27 avril 2021
Tous les jours, à deux heures de l’après-midi, Charles Dickens se levait de son bureau et, emportant son chapeau avec lui, faisait sa promenade habituelle de trois heures. Par tous les temps, il a facilement parcouru quelques dizaines de kilomètres dans les rues animées de Londres et a rencontré le crépuscule sur le pont de Waterloo. Puis il est retourné au bureau – pas du tout fatigué, mais au contraire plein d’énergie et d’inspiration.
Le classique anglais n’était clairement pas le seul à aimer les longues promenades. Henry David Thoreau a appelé ce passe-temps le plus poétique et le plus apaisant de tous à la disposition de l’homme. «Rien ne m’inspire autant et ne m’amène pas à des pensées aussi claires et utiles», a admis le principal chanteur de la nature forestière dans l’histoire de la littérature.
Il a été repris par le compositeur autrichien Gustav Mahler. Partant pour l’été vers le lac Wörthersee, il ne pouvait pas passer une journée sans une longue promenade le long de la côte. Il gardait toujours un carnet avec lui en cas d’inspiration soudaine. Et il était invariablement utile.
On peut citer longuement les amoureux de la marche parmi les grands esprits du passé. Quelqu’un, comme Dickens, en marchant, cherchait des images «sur lesquelles il pouvait s’appuyer» dans son travail, quelqu’un – un repos pour l’esprit.
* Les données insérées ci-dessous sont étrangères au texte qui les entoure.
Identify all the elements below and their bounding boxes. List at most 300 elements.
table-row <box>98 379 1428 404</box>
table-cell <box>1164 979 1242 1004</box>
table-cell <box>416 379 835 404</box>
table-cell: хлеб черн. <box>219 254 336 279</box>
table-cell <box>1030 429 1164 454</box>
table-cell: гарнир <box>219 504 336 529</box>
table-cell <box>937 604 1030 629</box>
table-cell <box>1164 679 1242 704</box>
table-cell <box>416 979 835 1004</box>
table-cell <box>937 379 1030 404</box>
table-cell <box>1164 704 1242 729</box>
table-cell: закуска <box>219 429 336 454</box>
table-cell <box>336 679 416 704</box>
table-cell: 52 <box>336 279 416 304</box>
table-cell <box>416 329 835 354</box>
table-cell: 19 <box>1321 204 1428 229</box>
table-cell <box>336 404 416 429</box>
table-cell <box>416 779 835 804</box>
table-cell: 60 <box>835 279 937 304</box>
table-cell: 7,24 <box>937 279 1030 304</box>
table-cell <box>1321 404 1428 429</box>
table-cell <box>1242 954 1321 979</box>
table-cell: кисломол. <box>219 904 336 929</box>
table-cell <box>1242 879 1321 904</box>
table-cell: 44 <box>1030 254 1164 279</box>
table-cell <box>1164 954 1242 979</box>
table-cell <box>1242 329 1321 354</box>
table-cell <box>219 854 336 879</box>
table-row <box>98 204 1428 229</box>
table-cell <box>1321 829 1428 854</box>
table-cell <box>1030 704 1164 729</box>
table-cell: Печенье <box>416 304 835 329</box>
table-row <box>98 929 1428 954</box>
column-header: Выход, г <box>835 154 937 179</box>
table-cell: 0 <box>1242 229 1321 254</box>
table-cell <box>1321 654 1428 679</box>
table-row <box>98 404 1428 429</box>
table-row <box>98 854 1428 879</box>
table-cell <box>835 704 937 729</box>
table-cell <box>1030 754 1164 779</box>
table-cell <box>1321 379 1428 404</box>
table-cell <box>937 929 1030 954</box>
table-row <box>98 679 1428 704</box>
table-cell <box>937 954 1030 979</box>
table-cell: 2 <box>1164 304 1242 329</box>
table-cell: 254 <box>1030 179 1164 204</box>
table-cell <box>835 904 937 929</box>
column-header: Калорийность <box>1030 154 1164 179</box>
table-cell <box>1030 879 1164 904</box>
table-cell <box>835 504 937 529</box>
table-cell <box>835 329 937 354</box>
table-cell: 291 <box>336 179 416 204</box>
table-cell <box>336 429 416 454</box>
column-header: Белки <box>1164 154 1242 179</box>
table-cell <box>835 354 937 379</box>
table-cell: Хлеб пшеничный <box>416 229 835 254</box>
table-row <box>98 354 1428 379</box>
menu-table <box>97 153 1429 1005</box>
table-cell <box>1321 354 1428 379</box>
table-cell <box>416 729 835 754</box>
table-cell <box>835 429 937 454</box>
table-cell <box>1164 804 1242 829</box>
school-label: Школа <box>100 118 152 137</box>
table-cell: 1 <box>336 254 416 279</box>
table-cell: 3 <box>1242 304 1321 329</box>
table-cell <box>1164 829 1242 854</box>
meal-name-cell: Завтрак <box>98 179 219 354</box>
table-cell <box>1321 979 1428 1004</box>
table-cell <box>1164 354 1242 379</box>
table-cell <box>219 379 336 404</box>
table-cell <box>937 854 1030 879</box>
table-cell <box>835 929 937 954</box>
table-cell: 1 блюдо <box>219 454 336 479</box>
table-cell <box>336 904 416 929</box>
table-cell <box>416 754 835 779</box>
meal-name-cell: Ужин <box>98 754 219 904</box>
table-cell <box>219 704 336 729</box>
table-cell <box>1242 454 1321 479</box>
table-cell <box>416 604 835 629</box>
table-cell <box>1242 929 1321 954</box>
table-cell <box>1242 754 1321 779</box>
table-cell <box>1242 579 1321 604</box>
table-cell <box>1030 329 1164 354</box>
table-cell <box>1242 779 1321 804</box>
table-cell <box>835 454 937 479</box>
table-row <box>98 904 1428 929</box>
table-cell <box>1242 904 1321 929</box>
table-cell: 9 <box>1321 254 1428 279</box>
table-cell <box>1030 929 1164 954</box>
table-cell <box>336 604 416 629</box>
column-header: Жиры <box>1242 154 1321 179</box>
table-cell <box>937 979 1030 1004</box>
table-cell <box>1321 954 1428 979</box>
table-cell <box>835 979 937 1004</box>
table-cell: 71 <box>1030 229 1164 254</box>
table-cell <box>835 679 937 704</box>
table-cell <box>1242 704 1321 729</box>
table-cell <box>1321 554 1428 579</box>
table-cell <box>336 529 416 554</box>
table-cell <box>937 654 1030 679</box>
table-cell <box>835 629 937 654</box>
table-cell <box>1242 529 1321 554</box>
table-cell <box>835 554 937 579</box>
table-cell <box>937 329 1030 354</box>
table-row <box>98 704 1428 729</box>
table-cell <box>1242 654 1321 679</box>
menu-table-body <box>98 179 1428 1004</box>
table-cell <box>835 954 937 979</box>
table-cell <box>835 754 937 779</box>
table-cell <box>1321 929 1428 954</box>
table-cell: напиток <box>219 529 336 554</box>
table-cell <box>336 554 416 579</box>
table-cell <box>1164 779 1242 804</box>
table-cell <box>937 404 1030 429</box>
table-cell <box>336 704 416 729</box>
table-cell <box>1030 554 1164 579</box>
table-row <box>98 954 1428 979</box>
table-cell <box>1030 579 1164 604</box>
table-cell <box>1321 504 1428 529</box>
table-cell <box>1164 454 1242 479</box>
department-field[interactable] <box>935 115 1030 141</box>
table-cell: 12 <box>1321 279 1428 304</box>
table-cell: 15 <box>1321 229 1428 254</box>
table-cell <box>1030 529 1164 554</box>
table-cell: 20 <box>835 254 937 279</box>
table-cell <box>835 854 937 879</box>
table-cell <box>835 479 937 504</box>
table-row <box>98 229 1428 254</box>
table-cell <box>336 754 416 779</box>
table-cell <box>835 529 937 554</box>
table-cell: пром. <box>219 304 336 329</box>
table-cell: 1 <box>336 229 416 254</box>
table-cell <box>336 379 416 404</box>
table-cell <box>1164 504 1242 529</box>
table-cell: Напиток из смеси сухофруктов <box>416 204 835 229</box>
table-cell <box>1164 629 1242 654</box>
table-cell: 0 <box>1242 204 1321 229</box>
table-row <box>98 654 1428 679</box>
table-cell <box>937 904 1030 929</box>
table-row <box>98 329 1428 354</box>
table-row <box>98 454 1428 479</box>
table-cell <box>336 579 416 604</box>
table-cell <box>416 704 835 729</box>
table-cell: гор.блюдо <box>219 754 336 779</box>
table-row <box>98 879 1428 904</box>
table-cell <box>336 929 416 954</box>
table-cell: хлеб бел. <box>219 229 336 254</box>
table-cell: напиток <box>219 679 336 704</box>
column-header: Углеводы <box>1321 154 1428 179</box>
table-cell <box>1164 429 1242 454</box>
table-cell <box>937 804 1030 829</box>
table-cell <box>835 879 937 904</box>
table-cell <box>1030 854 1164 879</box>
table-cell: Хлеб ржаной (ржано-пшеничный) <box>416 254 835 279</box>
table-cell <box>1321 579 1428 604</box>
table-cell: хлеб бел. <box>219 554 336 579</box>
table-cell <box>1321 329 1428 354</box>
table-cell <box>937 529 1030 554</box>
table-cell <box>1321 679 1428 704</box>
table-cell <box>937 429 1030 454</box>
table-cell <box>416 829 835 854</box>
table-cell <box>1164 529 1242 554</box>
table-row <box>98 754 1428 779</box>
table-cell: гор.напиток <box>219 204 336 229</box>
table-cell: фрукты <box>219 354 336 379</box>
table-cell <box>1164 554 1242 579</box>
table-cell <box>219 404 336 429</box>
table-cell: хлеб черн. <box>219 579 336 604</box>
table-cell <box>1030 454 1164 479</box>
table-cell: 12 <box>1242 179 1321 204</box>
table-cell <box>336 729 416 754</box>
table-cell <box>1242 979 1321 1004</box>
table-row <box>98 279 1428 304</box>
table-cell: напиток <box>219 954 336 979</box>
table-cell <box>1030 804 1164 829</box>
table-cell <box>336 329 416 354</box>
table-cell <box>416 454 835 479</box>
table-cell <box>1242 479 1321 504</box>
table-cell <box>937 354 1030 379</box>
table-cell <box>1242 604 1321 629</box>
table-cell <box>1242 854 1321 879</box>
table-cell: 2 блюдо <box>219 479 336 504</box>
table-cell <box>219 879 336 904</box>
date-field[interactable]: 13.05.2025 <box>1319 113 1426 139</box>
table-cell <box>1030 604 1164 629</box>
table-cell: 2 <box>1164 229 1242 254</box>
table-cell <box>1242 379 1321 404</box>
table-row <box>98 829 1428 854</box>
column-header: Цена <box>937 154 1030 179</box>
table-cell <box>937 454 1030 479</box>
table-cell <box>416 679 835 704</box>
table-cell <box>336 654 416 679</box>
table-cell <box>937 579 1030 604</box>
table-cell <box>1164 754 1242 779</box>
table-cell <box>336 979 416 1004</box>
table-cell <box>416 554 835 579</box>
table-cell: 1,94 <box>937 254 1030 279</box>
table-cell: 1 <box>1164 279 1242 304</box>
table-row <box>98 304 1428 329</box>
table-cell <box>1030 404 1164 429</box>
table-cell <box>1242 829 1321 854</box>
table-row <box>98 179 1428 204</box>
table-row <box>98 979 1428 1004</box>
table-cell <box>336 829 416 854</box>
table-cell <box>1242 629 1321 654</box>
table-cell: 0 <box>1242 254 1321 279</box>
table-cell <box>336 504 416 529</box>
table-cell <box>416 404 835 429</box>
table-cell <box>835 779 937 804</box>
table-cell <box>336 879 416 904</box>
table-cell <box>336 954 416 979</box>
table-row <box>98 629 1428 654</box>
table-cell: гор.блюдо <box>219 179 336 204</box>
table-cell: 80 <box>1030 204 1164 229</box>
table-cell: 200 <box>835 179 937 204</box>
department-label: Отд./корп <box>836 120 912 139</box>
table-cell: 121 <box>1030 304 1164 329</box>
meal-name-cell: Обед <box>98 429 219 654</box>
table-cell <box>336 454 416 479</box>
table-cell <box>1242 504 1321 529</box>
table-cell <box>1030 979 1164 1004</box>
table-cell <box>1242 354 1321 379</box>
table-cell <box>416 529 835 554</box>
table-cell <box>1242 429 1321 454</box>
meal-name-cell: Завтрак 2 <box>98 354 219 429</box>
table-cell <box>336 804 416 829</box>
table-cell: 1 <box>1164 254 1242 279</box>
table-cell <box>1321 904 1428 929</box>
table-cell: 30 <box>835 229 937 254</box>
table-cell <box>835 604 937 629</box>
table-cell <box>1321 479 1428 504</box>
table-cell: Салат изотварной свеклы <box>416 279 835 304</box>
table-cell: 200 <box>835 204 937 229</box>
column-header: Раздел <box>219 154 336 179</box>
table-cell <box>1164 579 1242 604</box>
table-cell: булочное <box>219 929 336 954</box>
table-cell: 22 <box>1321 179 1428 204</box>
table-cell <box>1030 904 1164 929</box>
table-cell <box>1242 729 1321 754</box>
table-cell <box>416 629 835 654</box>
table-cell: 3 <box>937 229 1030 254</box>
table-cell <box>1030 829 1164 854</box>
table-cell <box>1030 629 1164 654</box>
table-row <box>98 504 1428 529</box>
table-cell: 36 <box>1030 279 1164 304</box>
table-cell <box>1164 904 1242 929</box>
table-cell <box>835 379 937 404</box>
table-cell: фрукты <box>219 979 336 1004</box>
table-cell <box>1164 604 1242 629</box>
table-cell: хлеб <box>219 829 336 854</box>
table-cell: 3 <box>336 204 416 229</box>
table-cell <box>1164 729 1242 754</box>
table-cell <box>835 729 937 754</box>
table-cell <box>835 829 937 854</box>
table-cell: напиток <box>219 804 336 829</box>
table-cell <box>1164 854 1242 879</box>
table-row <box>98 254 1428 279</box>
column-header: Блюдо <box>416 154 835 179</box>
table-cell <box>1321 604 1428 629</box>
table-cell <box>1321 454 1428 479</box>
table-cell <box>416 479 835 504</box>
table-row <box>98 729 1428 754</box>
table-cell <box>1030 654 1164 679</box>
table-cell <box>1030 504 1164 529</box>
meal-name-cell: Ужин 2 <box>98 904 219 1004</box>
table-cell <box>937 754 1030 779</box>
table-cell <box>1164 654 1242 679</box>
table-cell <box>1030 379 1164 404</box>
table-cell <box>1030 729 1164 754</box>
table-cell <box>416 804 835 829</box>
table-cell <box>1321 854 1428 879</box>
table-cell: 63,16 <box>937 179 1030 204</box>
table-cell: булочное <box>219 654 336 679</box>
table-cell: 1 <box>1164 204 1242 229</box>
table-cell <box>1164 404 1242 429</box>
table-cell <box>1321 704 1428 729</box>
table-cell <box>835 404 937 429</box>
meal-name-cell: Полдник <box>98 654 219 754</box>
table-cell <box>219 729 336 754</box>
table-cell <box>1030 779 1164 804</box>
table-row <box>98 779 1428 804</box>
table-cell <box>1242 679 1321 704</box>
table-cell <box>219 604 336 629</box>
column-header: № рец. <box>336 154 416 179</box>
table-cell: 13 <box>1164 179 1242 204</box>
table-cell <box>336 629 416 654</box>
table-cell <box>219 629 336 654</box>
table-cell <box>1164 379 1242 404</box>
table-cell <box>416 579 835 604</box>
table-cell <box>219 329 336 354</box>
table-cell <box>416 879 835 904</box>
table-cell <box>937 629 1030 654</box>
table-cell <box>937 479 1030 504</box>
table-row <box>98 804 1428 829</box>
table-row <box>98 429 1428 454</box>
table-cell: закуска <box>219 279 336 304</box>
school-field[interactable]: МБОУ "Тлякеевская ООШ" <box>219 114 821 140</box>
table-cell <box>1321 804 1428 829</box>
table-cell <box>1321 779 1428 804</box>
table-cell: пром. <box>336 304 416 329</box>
Une telle préférence claire pour la marche sans but par rapport à d’autres types de loisirs donne lieu à un nouveau regard sur ce passe-temps simple et naïf. Peut-être devrions-nous prendre note de cette habitude?
Solution de marche
La relation profonde entre la marche, la pensée et la santé humaine en général est un fait familier aux anciens Grecs. L’ancienne alliance de rechercher une «solution en marchant» (du latin Solvitur Ambulando) a été suivie à différentes époques par Diogène, et Kant, connu pour son adhésion au même itinéraire, et le poète anglais William Wordworth.
Des historiens scrupuleux ont même calculé que ce dernier avait parcouru plus de 180 000 miles dans sa vie. C’est environ six miles et demi par jour, à partir de l’âge de cinq ans. Un bon exemple pour ceux qui n’ont pas vu de nombres à 5 chiffres sur leur podomètre depuis longtemps. Et travailler à l’ordinateur n’est pas une excuse. Quelqu’un qui, ainsi que Wordstworth et d’autres écrivains en service, menaient une vie sédentaire. Et cela ne les a pas empêchés de trouver le temps de se promener.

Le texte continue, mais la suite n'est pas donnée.